The Beaver River Bridge (also called "Beaver Valley Bridge") is a bridge that carries the Pennsylvania Turnpike across the Beaver River in North Sewickley Township, Pennsylvania. Built in 1951 and opened in 1952, the -year-old bridge is being replaced with the construction of a new span to its north. The Beaver River Bridge has a total length of 1546 ft and a clearance below of 170 ft making it higher than the Delaware River Bridge's 160 ft clearance at the Turnpike's eastern terminus in Bucks County, but lower than the Hawk Falls Bridge's 190 ft clearance on the Northeast Extension in Carbon County. The Beaver River Bridge is an example of a mid-20th century cantilever deck truss with preservation groups making efforts to save it from demolition as its structural style is becoming rare. About 20,000 vehicles travel across the bridge each day.

== Replacement ==
In 2012, the Pennsylvania Turnpike Commission set aside nearly $300 million to replace the bridge, and began the design phase of its Milepost 12-14 reconstruction project. The project is a part of an ongoing project along the turnpike to widen the road to a minimum of 3 lanes in each direction with larger shoulders and medians. West of the Beaver Valley Interchange, three overhead bridges (a local road bridge and two Norfolk Southern Railway bridges) were replaced to support the widening of the turnpike between 2015 and 2016. Within the Beaver Valley Interchange, an aging ramp bridge was replaced with a temporary span.

The final design of the replacement bridges, completed by Hardesty & Hanover, are two parallel-running beam bridges. Each bridge will carry three 12 ft travel lanes, one 12 ft acceleration/deceleration lane for the nearby interchange, and 12 ft medians and shoulders.

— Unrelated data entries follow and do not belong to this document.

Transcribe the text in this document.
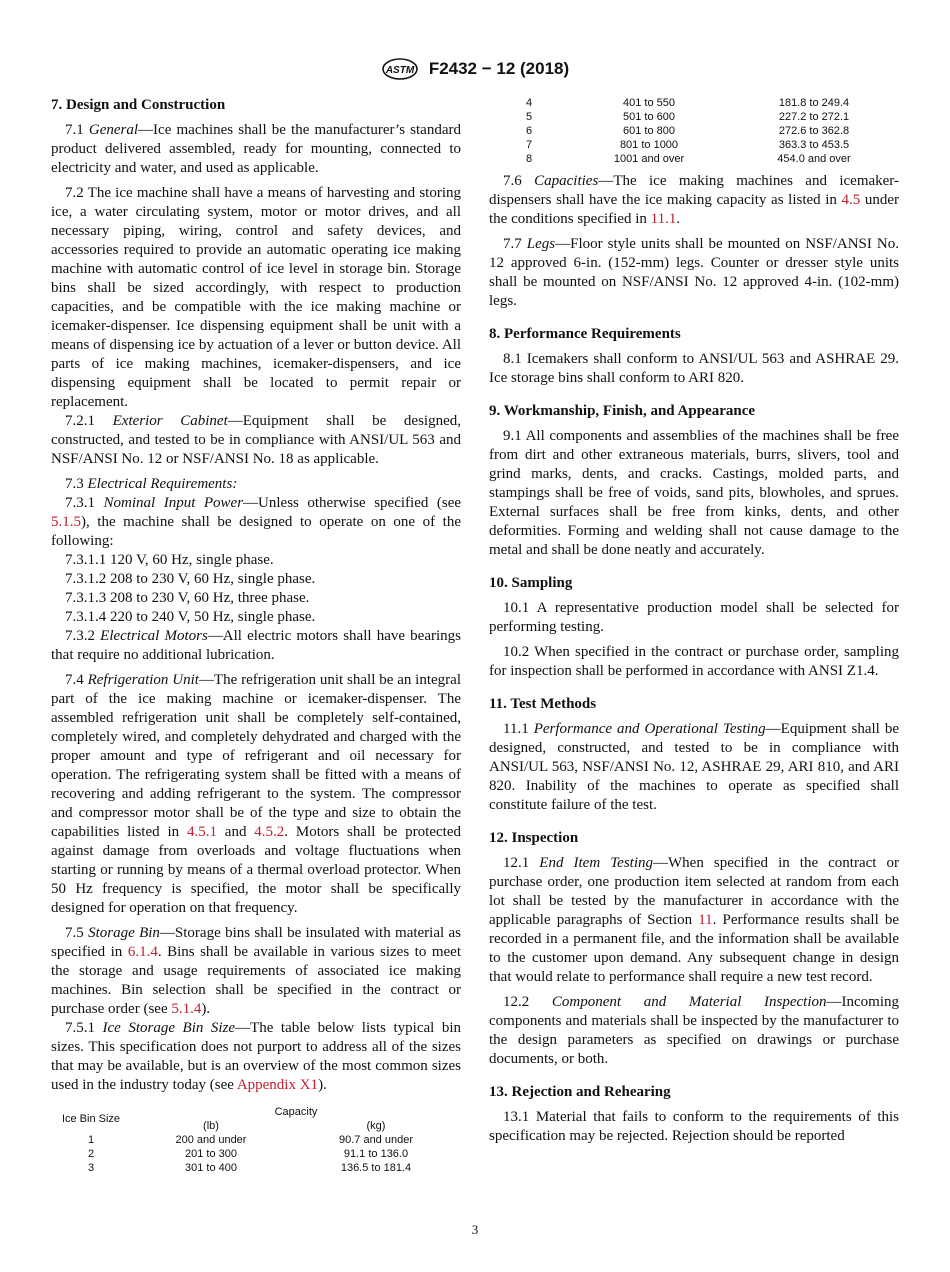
ASTM F2432 − 12 (2018)
7. Design and Construction

7.1 General—Ice machines shall be the manufacturer’s standard product delivered assembled, ready for mounting, connected to electricity and water, and used as applicable.

7.2 The ice machine shall have a means of harvesting and storing ice, a water circulating system, motor or motor drives, and all necessary piping, wiring, control and safety devices, and accessories required to provide an automatic operating ice making machine with automatic control of ice level in storage bin. Storage bins shall be sized accordingly, with respect to production capacities, and be compatible with the ice making machine or icemaker-dispenser. Ice dispensing equipment shall be unit with a means of dispensing ice by actuation of a lever or button device. All parts of ice making machines, icemaker-dispensers, and ice dispensing equipment shall be located to permit repair or replacement.

7.2.1 Exterior Cabinet—Equipment shall be designed, constructed, and tested to be in compliance with ANSI/UL 563 and NSF/ANSI No. 12 or NSF/ANSI No. 18 as applicable.

7.3 Electrical Requirements:

7.3.1 Nominal Input Power—Unless otherwise specified (see 5.1.5), the machine shall be designed to operate on one of the following:

7.3.1.1 120 V, 60 Hz, single phase.

7.3.1.2 208 to 230 V, 60 Hz, single phase.

7.3.1.3 208 to 230 V, 60 Hz, three phase.

7.3.1.4 220 to 240 V, 50 Hz, single phase.

7.3.2 Electrical Motors—All electric motors shall have bearings that require no additional lubrication.

7.4 Refrigeration Unit—The refrigeration unit shall be an integral part of the ice making machine or icemaker-dispenser. The assembled refrigeration unit shall be completely self-contained, completely wired, and completely dehydrated and charged with the proper amount and type of refrigerant and oil necessary for operation. The refrigerating system shall be fitted with a means of recovering and adding refrigerant to the system. The compressor and compressor motor shall be of the type and size to obtain the capabilities listed in 4.5.1 and 4.5.2. Motors shall be protected against damage from overloads and voltage fluctuations when starting or running by means of a thermal overload protector. When 50 Hz frequency is specified, the motor shall be specifically designed for operation on that frequency.

7.5 Storage Bin—Storage bins shall be insulated with material as specified in 6.1.4. Bins shall be available in various sizes to meet the storage and usage requirements of associated ice making machines. Bin selection shall be specified in the contract or purchase order (see 5.1.4).

7.5.1 Ice Storage Bin Size—The table below lists typical bin sizes. This specification does not purport to address all of the sizes that may be available, but is an overview of the most common sizes used in the industry today (see Appendix X1).

Ice Bin Size	Capacity	
	(lb)	(kg)
1	200 and under	90.7 and under
2	201 to 300	91.1 to 136.0
3	301 to 400	136.5 to 181.4
4	401 to 550	181.8 to 249.4
5	501 to 600	227.2 to 272.1
6	601 to 800	272.6 to 362.8
7	801 to 1000	363.3 to 453.5
8	1001 and over	454.0 and over

7.6 Capacities—The ice making machines and icemaker-dispensers shall have the ice making capacity as listed in 4.5 under the conditions specified in 11.1.

7.7 Legs—Floor style units shall be mounted on NSF/ANSI No. 12 approved 6-in. (152-mm) legs. Counter or dresser style units shall be mounted on NSF/ANSI No. 12 approved 4-in. (102-mm) legs.

8. Performance Requirements

8.1 Icemakers shall conform to ANSI/UL 563 and ASHRAE 29. Ice storage bins shall conform to ARI 820.

9. Workmanship, Finish, and Appearance

9.1 All components and assemblies of the machines shall be free from dirt and other extraneous materials, burrs, slivers, tool and grind marks, dents, and cracks. Castings, molded parts, and stampings shall be free of voids, sand pits, blowholes, and sprues. External surfaces shall be free from kinks, dents, and other deformities. Forming and welding shall not cause damage to the metal and shall be done neatly and accurately.

10. Sampling

10.1 A representative production model shall be selected for performing testing.

10.2 When specified in the contract or purchase order, sampling for inspection shall be performed in accordance with ANSI Z1.4.

11. Test Methods

11.1 Performance and Operational Testing—Equipment shall be designed, constructed, and tested to be in compliance with ANSI/UL 563, NSF/ANSI No. 12, ASHRAE 29, ARI 810, and ARI 820. Inability of the machines to operate as specified shall constitute failure of the test.

12. Inspection

12.1 End Item Testing—When specified in the contract or purchase order, one production item selected at random from each lot shall be tested by the manufacturer in accordance with the applicable paragraphs of Section 11. Performance results shall be recorded in a permanent file, and the information shall be available to the customer upon demand. Any subsequent change in design that would relate to performance shall require a new test record.

12.2 Component and Material Inspection—Incoming components and materials shall be inspected by the manufacturer to the design parameters as specified on drawings or purchase documents, or both.

13. Rejection and Rehearing

13.1 Material that fails to conform to the requirements of this specification may be rejected. Rejection should be reported

3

The bridge will be 1645 ft long with 5 spans.

The adjacent Beaver Valley Interchange at the western end of the bridge is being reconfigured to a partial cloverleaf interchange from the current trumpet interchange design. Formerly, the interchange had a toll booth in the middle, but was removed when this section of the Turnpike became free in the early 2000s. Additionally, a new bridge for the turnpike over PA 18 will be constructed shortly to the north of the existing bridge. The temporary bridge that was constructed for the trumpet interchange will be removed.

Construction began on the new bridge and interchange in January 2023 and is expected to conclude in November 2026.